テレビの国会中継で、修羅場が演じられていました。
質問者「~してませんね?」
政治家で一番偉いとされる人「~してません!」(堂々と)
質問者「~してませんね?」
官僚の偉い人「~してない、と思う…」(おどおどして)
答えた人は、どちらも明らかに嘘をついているように見えました(司法的には証拠が出ない限り「疑わしきは罰せず」ですが、ここは私の主観的印象です)。
前者は思考していない人に見えましたが、後者は嘘をつけない人に見えました。結果的にどちらも嘘をついたわけですが、前者はしばしば社会的競争に勝ち抜いて良心の呵責に苦しむことなどなく邁進し、後者は精神的葛藤に苦しんだりします。
ここで思い出したのがソクラテスの「自らの自己と対立しているくらいなら、世界の全体と対立しているほうがましだ」という言葉です。人間の中に白い天使と黒い悪魔がいて、ささやいてくるイメージを思い浮かべて下さい。理性と感情というか、良心と欲望というか、そのせめぎあい。まあそれが「思考する」ということで、先ほどの「~してない、と思う…」と答えた人は、思考を停止して「してません!」と言い切れなかったのですね。どうせ嘘をつくなら、堂々と相手の目を見つめて断言すればよかったのに、それができなかったと。
自分を裏切って、一時的な感情に流されて欲望の赴くままに短絡的な行動をとってしまうことがあります。そして後悔するわけだ。困ったことに「自分のなかの自分」は他人ではないので、ずっとつきまとってくるから始末が悪い。だからソクラテスは、「悪いことをやってバレないで済むより、やってもないことで罰せられるほうがましだ」と言ったのです。白い天使は自分の化身ですから消えることはなく、殺そうとしても死なない。そんなのを抱えて生きるのが何よりつらいだろうよ、というわけですね。私はたまに、自分が過去にひねりつぶした白い天使を見て、ワー!っと叫びたくなります。

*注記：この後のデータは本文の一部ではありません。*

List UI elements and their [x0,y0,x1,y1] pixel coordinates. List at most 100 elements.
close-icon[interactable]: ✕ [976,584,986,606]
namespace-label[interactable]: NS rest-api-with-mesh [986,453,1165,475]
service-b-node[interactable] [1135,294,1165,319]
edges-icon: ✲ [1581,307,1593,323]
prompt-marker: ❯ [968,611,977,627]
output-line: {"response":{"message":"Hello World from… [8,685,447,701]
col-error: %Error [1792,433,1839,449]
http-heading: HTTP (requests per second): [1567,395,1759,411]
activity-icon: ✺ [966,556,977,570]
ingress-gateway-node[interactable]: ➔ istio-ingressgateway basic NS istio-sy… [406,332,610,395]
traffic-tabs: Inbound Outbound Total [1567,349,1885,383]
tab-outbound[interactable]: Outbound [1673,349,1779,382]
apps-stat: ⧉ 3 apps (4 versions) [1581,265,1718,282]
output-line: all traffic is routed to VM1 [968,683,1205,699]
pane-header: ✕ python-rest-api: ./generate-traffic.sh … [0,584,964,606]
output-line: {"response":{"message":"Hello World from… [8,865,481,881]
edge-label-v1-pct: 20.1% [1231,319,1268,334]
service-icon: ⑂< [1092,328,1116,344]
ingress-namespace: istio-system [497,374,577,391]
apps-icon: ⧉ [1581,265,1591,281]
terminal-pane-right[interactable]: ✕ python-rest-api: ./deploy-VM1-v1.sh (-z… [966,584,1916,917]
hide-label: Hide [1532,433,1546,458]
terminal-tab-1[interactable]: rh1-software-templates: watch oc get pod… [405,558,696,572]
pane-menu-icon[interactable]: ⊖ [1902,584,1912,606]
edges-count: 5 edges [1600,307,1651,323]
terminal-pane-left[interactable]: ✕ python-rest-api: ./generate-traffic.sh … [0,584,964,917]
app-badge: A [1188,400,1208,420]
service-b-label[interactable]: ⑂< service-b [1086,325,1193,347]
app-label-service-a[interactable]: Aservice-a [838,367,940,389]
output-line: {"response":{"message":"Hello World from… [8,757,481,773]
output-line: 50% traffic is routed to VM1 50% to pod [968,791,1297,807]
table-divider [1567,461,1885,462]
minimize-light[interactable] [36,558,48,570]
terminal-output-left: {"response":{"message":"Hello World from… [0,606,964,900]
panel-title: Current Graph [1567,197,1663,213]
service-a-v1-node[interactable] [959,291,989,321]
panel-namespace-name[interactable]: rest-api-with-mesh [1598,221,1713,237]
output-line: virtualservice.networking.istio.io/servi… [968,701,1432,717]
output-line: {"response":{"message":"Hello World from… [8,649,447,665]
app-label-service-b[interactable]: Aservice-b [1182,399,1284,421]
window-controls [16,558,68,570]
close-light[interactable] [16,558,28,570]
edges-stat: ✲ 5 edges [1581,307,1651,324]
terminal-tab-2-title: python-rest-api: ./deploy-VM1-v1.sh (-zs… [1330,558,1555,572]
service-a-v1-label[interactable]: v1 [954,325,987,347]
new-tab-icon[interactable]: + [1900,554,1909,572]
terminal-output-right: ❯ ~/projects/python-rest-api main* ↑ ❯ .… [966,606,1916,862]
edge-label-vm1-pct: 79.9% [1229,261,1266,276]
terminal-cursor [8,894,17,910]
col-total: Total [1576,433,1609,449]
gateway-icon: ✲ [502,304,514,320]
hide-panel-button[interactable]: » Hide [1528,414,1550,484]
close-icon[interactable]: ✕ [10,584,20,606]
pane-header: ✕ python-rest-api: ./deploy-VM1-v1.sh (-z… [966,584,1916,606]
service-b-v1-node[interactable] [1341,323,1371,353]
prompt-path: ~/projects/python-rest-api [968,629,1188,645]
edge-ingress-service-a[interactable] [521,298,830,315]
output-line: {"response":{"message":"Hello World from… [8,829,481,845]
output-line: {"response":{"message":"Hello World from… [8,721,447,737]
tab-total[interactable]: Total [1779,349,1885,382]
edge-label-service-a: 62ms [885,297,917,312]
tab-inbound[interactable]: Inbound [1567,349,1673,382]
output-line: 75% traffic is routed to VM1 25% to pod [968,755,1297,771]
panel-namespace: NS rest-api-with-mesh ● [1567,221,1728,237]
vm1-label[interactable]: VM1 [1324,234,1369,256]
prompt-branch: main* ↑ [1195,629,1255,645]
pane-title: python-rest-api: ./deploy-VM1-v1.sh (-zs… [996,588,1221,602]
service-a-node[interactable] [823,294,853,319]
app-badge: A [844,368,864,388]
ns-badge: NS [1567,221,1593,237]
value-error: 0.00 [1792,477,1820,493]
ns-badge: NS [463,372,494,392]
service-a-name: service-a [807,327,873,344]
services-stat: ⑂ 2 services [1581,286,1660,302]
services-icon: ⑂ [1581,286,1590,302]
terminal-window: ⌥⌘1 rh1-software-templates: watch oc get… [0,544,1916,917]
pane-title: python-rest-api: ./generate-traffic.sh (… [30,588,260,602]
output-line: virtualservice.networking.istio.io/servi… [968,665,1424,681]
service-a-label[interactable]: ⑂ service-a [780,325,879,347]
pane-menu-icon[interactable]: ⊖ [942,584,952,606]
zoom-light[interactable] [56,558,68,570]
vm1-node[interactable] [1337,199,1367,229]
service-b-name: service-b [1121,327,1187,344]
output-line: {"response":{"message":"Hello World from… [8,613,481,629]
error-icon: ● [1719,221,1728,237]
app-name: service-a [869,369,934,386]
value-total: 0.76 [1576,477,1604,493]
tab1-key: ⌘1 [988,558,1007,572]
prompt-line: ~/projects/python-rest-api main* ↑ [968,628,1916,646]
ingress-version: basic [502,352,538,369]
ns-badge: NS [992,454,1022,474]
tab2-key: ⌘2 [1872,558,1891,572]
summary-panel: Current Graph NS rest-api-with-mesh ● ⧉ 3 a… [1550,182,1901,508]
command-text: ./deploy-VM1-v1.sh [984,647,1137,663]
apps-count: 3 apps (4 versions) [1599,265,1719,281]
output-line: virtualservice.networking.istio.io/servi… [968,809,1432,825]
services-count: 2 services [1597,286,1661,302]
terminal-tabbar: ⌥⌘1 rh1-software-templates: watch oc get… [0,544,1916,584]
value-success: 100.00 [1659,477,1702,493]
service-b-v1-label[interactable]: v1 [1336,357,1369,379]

ハンナ・アレントという人は、「孤独」と「孤立」とは違う、と言いました。思考するには孤独が必要です。あまりに忙しい日々を送っていると、自分の中の自分と対話する余裕が持てなくなります。孤独のなかで自分自身と良い関係でいられるのは幸せだ。たとえ牢獄に囚われていても、もうひとりの自分と良好な関係にあり、すなわち自分自身に苦悩を抱えることがなく、世の中に自分の無実を信じている人がいれば、それは「孤立」ではない。ひるがえって、強大な権力と多大な富を手にしても、精神的な孤立状態にある人は、どんな心境なのだろう?
テレビのなかでも実生活でも、思考しない、自分の中の自分と対話をしない人がいると、嫌悪感を覚えるし、対処には途方に暮れるしかない。アレントさんは、そういう人は「避けるしかないでしょ」と言うので、私は少し気が楽になりました。「~してない、と思う…」と見苦しい嘘をつかざるを得なかった人、もしかするとずっとそんな自分に苦しむかもしれませんね。でも苦しんでいる限りは「孤立」しませんよ。なぐさめにはならないけど。